Contrived or not, that’s pretty much what happened. Search engines were becoming society’s short-term memory, and thus the names of the two cultural guerrillas were now bound forever to the name of the flunky who supervised the maniac who thought his own gruesome death would make a nifty Banana Republic ad. The galleries were full now for every day of their trial. Their judge seemed enraged by all the attention. She refused to grant any more mistrials; the defendants wouldn’t shut up, though, satirizing their captors, provoking their anger, refusing to legitimize the proceedings by sitting quietly through them. Her solution in the end was to put them back in their cell with a TV connected to a closed-circuit hookup. They sat on their bunks and watched their own trial on television, cursing at it, hurling unheard insults at all the participants, as if they were watching a beauty pageant or a football game.

They were found guilty and fined $500 each. When they refused to pay, the judge waived the fine and commuted their sentences to time served.

They were free, and undefeated; but it wasn’t the same without Osbourne on the scene. Their creative edge was lost. The thing they were fighting against seemed too diffuse now. There were ten thousand people doing something like what Osbourne had been doing, only not as provocatively, nor as well.

Six months later, broke, with nowhere else to go, Liebau convinced Gradison that their best option was to go back to the University of Eastern Washington and ask to be reinstated, at least as adjuncts. To their surprise, the petition was granted. Gradison taught English, Liebau anthropology, and Liebau had to admit to himself that he generally felt calmer — Kimiko, his wife, pointed out that his health had improved as well — as a result of this retreat into the world of artifacts, into the realm of dead culture. Still, a retreat was what it was. Like many college campuses these days, theirs sometimes seemed to him like a kind of retirement community for bitter or self-aggrandizing old radicals.
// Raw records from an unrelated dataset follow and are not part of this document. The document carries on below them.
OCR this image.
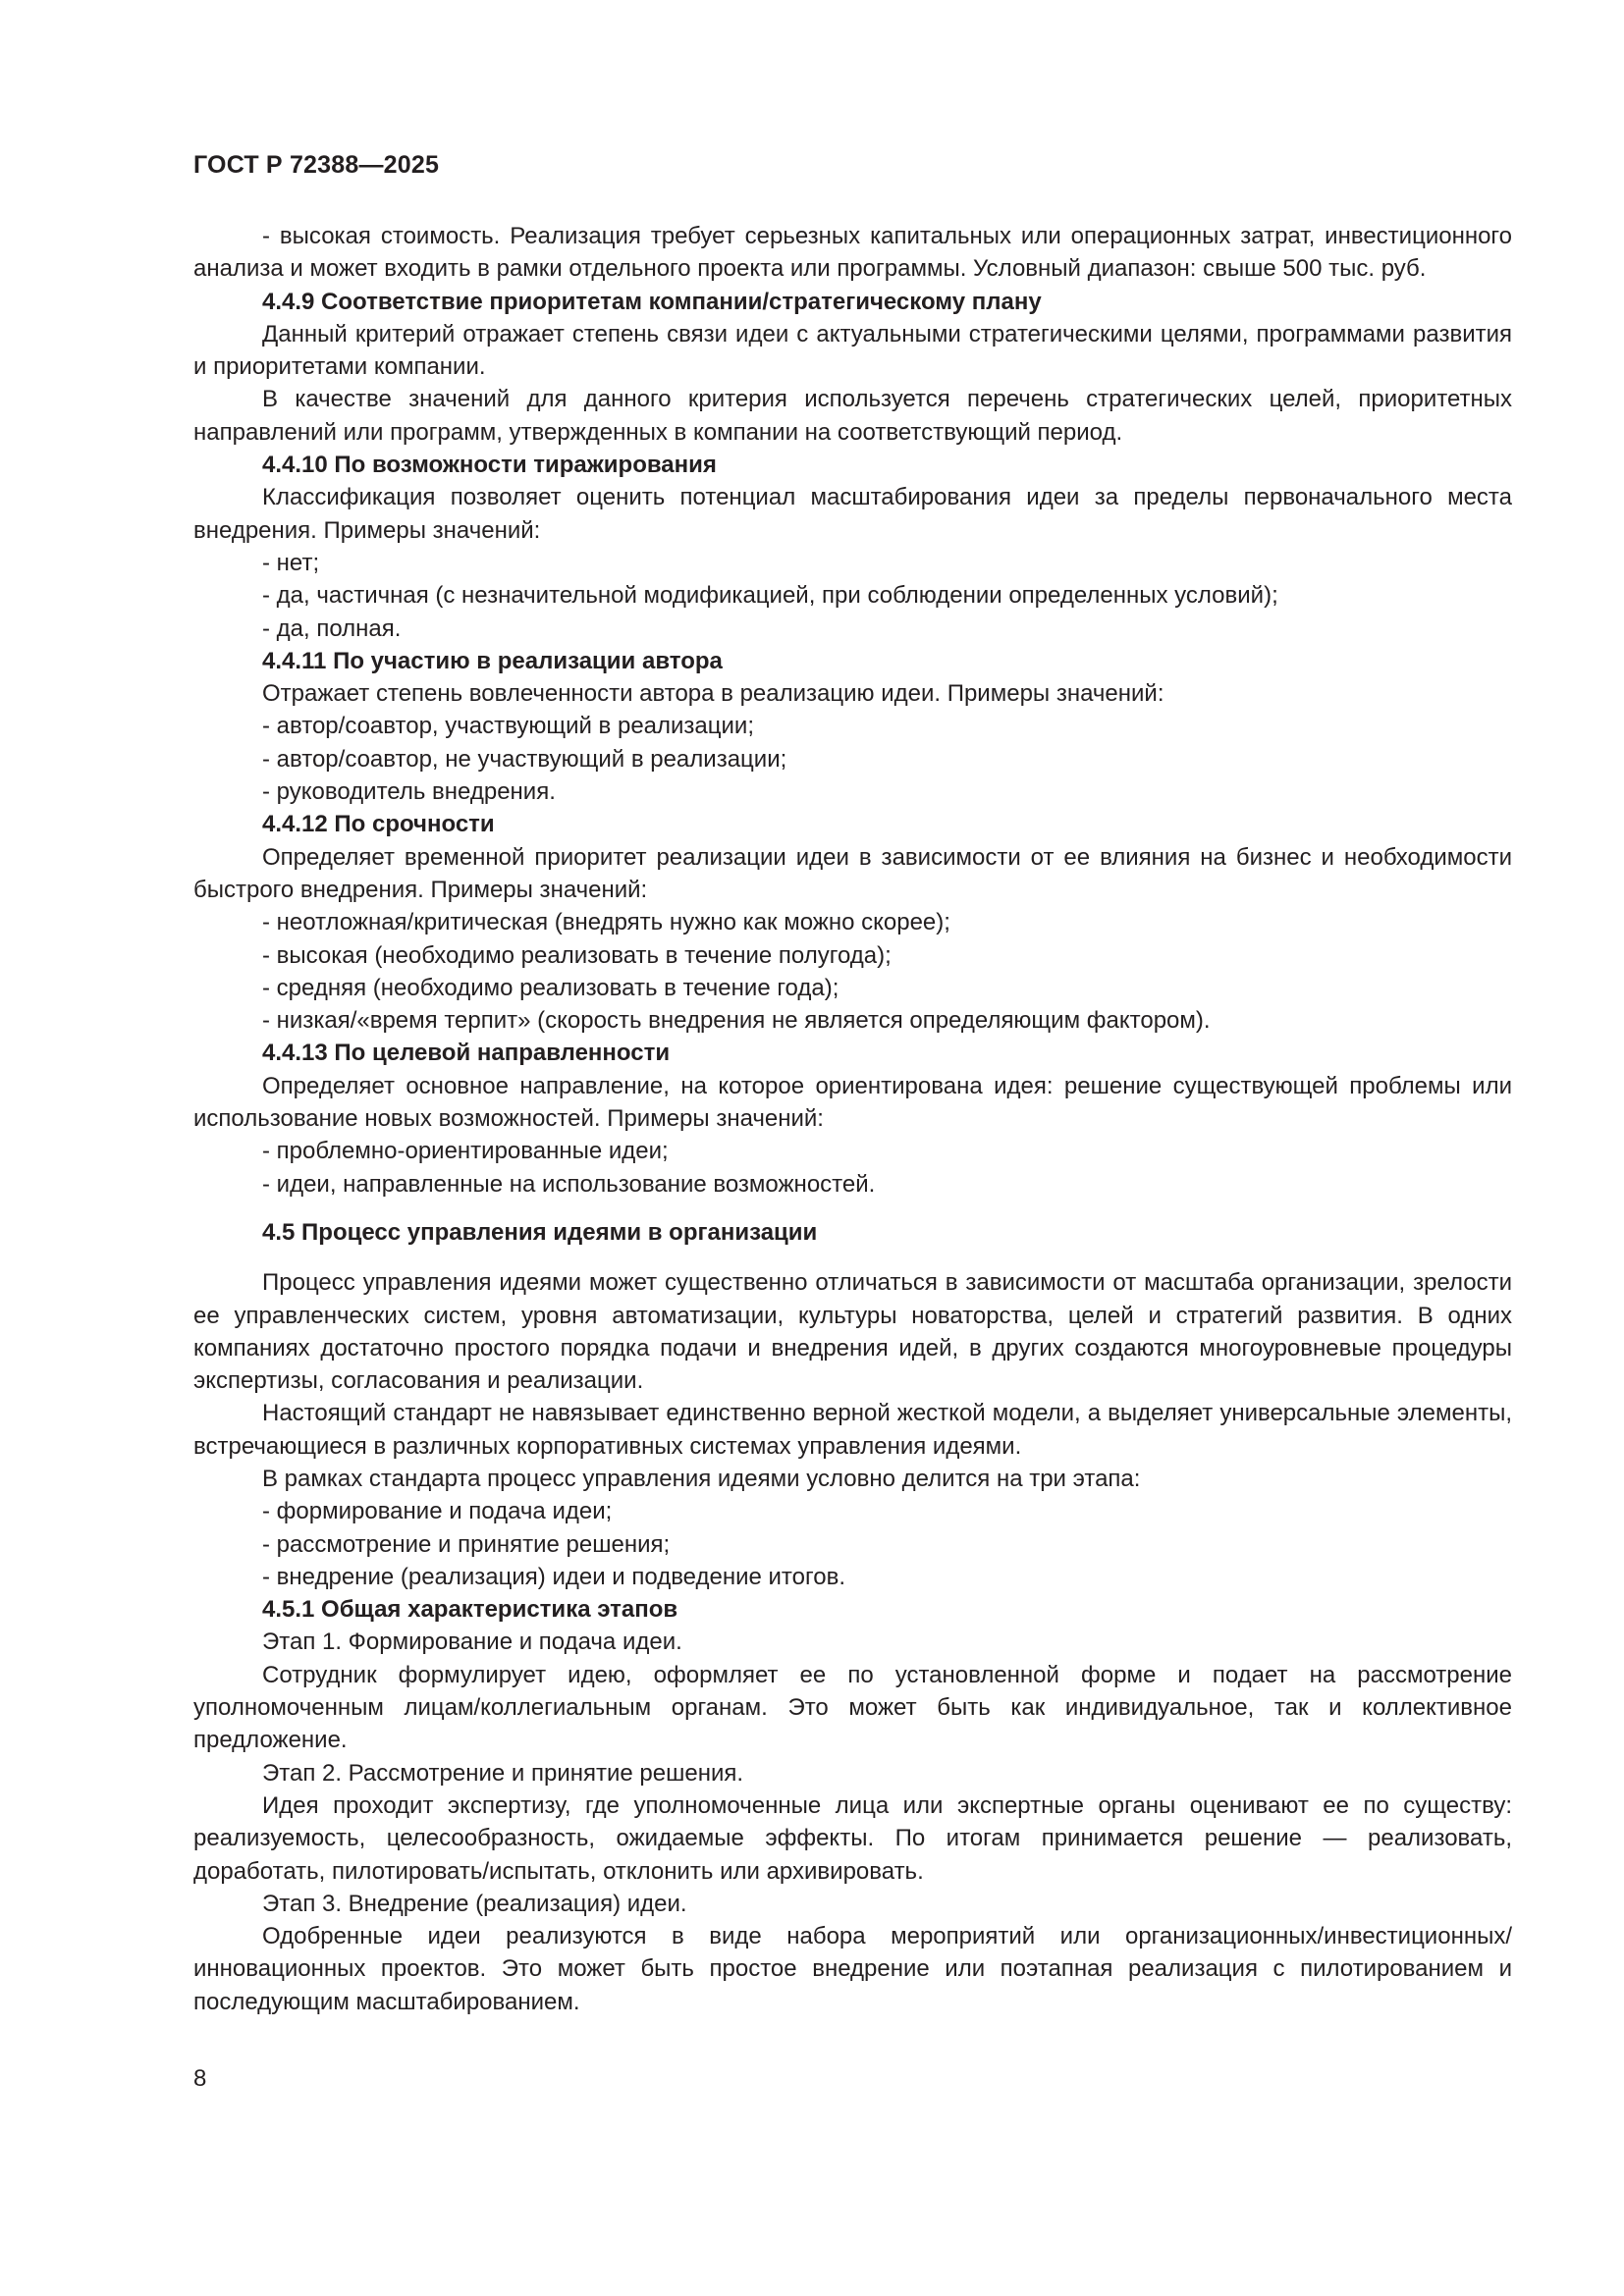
ГОСТ Р 72388—2025

- высокая стоимость. Реализация требует серьезных капитальных или операционных затрат, инвестиционного анализа и может входить в рамки отдельного проекта или программы. Условный диапазон: свыше 500 тыс. руб.

4.4.9 Соответствие приоритетам компании/стратегическому плану

Данный критерий отражает степень связи идеи с актуальными стратегическими целями, программами развития и приоритетами компании.

В качестве значений для данного критерия используется перечень стратегических целей, приоритетных направлений или программ, утвержденных в компании на соответствующий период.

4.4.10 По возможности тиражирования

Классификация позволяет оценить потенциал масштабирования идеи за пределы первоначального места внедрения. Примеры значений:

- нет;

- да, частичная (с незначительной модификацией, при соблюдении определенных условий);

- да, полная.

4.4.11 По участию в реализации автора

Отражает степень вовлеченности автора в реализацию идеи. Примеры значений:

- автор/соавтор, участвующий в реализации;

- автор/соавтор, не участвующий в реализации;

- руководитель внедрения.

4.4.12 По срочности

Определяет временной приоритет реализации идеи в зависимости от ее влияния на бизнес и необходимости быстрого внедрения. Примеры значений:

- неотложная/критическая (внедрять нужно как можно скорее);

- высокая (необходимо реализовать в течение полугода);

- средняя (необходимо реализовать в течение года);

- низкая/«время терпит» (скорость внедрения не является определяющим фактором).

4.4.13 По целевой направленности

Определяет основное направление, на которое ориентирована идея: решение существующей проблемы или использование новых возможностей. Примеры значений:

- проблемно-ориентированные идеи;

- идеи, направленные на использование возможностей.

4.5 Процесс управления идеями в организации

Процесс управления идеями может существенно отличаться в зависимости от масштаба организации, зрелости ее управленческих систем, уровня автоматизации, культуры новаторства, целей и стратегий развития. В одних компаниях достаточно простого порядка подачи и внедрения идей, в других создаются многоуровневые процедуры экспертизы, согласования и реализации.

Настоящий стандарт не навязывает единственно верной жесткой модели, а выделяет универсальные элементы, встречающиеся в различных корпоративных системах управления идеями.

В рамках стандарта процесс управления идеями условно делится на три этапа:

- формирование и подача идеи;

- рассмотрение и принятие решения;

- внедрение (реализация) идеи и подведение итогов.

4.5.1 Общая характеристика этапов

Этап 1. Формирование и подача идеи.

Сотрудник формулирует идею, оформляет ее по установленной форме и подает на рассмотрение уполномоченным лицам/коллегиальным органам. Это может быть как индивидуальное, так и коллективное предложение.

Этап 2. Рассмотрение и принятие решения.

Идея проходит экспертизу, где уполномоченные лица или экспертные органы оценивают ее по существу: реализуемость, целесообразность, ожидаемые эффекты. По итогам принимается решение — реализовать, доработать, пилотировать/испытать, отклонить или архивировать.

Этап 3. Внедрение (реализация) идеи.

Одобренные идеи реализуются в виде набора мероприятий или организационных/инвестиционных/инновационных проектов. Это может быть простое внедрение или поэтапная реализация с пилотированием и последующим масштабированием.

8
Gradison, though, had more trouble coping with his withdrawal from guerrilla life. The two men saw less of each other for a while. Then one night Jack drove out to Liebau’s remote A-frame, which, when they were younger and stronger, he had helped his old friend build, and announced — pacing up and down in front of the picture window, while Kimiko banged things around disapprovingly behind the door to the kitchen — that he had decided to turn himself in for a certain activity he had been a part of in Madison, Wisconsin, in 1971.